Find the characteristic polynomial, given the square of a matrix

Question

I've been studying linear algebra, and I came across this problem. We're told that A $\in$ $M_n$ ($K$), $A^2$ = $I_n$, with A ≠ $I_n$ and A ≠ -$I_n$ , and then we're supposed to find the characteristic polynomial. I've been trying for a bit, but just can't seem to find the right way to do this :( Any help is appreciated!

Answer 1

If $\lambda$ is eigenvalue of $A$, then $\lambda^2$ is eigenvalue of $A^2$. Characteristic polynomial of $A^2$ gives you $c(A^2) = det(\lambda^2 I_n - A^2) = (\lambda^2 - 1)^n = 0$. This means all eigenvalues of $A$ are $\pm 1$.
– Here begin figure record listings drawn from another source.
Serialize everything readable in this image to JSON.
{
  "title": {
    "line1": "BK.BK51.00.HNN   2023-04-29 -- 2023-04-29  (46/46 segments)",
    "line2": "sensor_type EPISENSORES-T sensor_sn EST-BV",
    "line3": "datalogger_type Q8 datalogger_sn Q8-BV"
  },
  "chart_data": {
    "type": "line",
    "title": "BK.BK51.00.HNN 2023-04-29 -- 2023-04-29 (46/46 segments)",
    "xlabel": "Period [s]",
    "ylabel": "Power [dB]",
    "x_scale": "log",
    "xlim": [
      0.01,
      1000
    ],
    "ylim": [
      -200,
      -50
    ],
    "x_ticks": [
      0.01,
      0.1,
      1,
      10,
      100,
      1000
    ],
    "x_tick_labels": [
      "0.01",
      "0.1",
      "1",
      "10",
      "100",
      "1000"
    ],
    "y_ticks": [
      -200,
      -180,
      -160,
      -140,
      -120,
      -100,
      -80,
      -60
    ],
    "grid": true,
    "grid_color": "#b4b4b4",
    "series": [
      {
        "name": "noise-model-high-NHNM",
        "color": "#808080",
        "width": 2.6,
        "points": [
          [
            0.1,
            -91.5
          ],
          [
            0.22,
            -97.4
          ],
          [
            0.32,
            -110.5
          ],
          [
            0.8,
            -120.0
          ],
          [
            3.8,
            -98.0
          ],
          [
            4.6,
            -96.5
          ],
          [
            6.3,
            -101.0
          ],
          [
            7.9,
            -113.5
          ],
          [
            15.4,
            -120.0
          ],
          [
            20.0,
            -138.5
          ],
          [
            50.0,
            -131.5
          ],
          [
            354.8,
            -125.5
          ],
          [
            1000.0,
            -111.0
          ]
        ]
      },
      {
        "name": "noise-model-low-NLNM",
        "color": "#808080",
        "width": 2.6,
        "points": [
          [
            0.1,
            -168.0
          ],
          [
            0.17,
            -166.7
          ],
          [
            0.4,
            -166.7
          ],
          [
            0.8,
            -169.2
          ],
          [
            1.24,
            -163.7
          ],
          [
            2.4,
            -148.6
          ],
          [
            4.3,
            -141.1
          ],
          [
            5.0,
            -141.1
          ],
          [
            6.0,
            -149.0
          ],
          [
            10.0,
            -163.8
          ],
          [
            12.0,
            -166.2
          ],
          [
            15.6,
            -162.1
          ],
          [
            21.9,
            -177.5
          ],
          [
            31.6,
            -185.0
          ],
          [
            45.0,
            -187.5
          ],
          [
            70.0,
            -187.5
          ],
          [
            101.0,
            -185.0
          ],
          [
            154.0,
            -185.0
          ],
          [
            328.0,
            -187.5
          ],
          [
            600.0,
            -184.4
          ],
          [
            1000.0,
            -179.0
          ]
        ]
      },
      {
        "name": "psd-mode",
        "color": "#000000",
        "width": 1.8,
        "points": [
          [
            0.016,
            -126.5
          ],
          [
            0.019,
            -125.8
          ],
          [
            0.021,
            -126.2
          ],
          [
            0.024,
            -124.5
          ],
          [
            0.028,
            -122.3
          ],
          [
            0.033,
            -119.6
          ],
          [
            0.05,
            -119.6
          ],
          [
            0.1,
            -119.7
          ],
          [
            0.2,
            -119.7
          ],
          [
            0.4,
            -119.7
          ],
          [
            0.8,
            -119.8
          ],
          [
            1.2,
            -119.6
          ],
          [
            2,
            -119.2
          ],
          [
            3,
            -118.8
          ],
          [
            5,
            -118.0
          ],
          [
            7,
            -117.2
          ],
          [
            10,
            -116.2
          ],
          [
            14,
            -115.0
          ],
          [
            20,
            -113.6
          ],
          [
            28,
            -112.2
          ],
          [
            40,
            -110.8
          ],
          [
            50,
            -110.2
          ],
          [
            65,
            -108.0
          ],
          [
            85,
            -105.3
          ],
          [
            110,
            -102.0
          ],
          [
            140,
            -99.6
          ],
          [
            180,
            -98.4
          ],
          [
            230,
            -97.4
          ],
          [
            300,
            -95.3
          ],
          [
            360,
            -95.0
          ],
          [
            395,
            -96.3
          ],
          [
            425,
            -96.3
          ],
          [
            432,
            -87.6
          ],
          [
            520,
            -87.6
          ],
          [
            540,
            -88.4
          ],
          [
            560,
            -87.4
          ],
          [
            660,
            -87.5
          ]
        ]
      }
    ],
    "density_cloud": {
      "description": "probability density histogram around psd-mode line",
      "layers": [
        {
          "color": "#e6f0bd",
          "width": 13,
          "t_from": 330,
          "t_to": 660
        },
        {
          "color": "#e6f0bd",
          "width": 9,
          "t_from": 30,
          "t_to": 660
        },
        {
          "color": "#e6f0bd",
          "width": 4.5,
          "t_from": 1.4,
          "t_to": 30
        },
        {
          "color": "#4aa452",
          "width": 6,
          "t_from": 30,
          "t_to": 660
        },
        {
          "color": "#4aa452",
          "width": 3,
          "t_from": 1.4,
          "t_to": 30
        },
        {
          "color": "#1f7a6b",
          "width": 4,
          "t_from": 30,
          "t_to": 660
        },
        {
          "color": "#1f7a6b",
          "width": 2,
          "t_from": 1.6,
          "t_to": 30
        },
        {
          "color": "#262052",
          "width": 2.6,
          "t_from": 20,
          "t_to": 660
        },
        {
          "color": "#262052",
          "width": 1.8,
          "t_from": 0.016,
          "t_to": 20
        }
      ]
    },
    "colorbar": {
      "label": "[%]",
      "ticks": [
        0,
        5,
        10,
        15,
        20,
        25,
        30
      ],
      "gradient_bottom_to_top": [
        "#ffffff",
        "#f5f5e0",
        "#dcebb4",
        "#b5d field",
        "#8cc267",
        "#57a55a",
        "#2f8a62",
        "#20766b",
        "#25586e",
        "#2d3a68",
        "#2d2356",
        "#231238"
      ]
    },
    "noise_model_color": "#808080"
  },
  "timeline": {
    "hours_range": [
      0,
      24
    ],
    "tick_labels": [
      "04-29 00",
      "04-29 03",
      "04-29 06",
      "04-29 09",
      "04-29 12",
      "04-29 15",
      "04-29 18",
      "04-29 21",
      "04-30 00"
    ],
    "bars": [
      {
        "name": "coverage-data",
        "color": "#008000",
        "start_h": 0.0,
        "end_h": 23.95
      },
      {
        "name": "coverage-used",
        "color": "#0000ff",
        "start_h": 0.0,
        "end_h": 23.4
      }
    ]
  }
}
Next, note that minimal polynomial of $A$ is $p(x) = x^2 - 1$ and since minimal polynomial divides characteristic polynomial, characteristic polynomial of $A$ will be $c(x) = (x-1)^k*(x+1)^{n-k}$ where $1\leq k < n$.

Answer 2

The minimal polynomial is $X^2-1=(X+1)(X-1)$, since $A^2-I_n=0$ and $A-I_n\neq0$ and $A+I_n\neq0$ (so the minimal polynomial divides $(X+1)(X-1)$, but is not $X+1$ or $X-1$). The characteristic polynomial now has degree $n$ and has exactly the same irreducible factors as the minimal polynomial, so it's of the form $(X+1)^k(X-1)^{n-k}$ for $1\leq k\leq n-1$.